As if to further demonstrate his criminal propensity, Scooter once
told an aide he planned to stay on as Cheney’s top adviser until “I
get indicted or something.” In other words, he understands full
well he is a criminal and he thinks his crimes are cute and ingenious. “You
never get in trouble for something you don’t say,” Libby also quipped,
using an old Sam Rayburn maxim.
Scooter, according to the neocon friendly Washington Post, “has looked
gaunt and tired of late, according to those who have seen him, and he told at
least two friends and associates that he was thinking of leaving the administration
after the 2004 election to spend more time writing and skiing.”
Now he will get the chance. Scooter will not be spending time writing his prison
memoirs, though—by the time he is officially indicted, charged, and tried
(and then upon conviction appeals and goes through another trial), Bush
will pardon him on his way out of office, as Clinton pardoned the Zionist
gangster Marc Rich in the waning hours of his administration.
Of course, this assumes Bush will leave office in 2008.
Prison, after all, is for crackheads, not well-connected war criminals,
who at worst receive suspended sentences.

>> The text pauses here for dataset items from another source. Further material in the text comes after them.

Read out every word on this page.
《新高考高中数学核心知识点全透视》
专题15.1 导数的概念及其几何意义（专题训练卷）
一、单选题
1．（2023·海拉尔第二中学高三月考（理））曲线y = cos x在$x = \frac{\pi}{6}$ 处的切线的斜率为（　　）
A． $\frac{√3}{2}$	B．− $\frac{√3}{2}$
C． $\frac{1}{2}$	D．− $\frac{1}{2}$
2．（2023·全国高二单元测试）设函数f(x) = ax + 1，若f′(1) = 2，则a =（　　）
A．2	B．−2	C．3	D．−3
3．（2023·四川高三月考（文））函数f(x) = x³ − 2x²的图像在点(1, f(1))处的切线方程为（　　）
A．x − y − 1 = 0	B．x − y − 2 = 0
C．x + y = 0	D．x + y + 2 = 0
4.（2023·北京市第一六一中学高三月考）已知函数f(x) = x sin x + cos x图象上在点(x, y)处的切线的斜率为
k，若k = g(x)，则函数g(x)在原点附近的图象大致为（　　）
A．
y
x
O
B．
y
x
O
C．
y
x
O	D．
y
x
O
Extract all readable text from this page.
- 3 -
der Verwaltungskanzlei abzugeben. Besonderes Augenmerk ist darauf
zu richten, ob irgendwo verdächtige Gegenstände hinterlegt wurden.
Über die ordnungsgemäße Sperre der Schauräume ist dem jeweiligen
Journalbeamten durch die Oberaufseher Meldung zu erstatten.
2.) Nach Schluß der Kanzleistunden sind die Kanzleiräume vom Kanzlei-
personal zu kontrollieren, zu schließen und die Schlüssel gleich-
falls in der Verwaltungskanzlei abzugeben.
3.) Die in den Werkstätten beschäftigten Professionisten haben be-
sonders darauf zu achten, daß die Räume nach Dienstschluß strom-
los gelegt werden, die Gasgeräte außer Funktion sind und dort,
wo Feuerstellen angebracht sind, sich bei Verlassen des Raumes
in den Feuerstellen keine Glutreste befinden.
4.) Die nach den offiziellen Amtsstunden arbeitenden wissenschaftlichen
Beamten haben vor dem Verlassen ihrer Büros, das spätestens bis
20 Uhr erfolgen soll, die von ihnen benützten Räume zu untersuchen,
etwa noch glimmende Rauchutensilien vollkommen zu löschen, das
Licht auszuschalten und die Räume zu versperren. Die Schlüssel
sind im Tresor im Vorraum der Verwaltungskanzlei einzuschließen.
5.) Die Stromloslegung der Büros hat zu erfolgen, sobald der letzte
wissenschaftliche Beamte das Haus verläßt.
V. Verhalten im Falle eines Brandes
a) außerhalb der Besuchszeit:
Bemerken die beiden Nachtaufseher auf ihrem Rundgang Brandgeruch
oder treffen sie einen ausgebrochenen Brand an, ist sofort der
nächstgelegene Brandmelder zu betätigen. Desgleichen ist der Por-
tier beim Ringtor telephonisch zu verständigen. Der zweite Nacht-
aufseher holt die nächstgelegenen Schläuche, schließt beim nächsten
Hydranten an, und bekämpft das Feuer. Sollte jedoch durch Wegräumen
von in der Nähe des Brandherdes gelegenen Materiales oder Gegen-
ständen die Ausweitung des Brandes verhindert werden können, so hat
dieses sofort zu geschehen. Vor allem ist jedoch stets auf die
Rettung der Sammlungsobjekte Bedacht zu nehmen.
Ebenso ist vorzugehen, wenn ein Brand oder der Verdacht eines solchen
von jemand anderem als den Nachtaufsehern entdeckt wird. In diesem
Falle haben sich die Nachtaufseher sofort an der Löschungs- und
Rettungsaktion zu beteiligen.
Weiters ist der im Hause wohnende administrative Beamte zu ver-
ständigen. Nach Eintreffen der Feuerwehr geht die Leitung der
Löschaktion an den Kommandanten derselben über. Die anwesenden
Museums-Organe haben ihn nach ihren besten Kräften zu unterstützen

Scooter will probably end up like Oliver North. Ollie was indicted on sixteen
felony counts and convicted of three in connection to the so-called Iran-Contra
Affair—accepting an illegal gratuity, aiding and abetting in the obstruction
of a congressional inquiry, and destruction of documents. His conviction was
over-turned by a three judge panel. As a reward, Ollie received a book contract
and eventually his own television show on Fox News, thus once again demonstrating
crime pays.
I don’t know if Scooter will get his own TV show.
But if he does, somebody please find the remote and change the channel.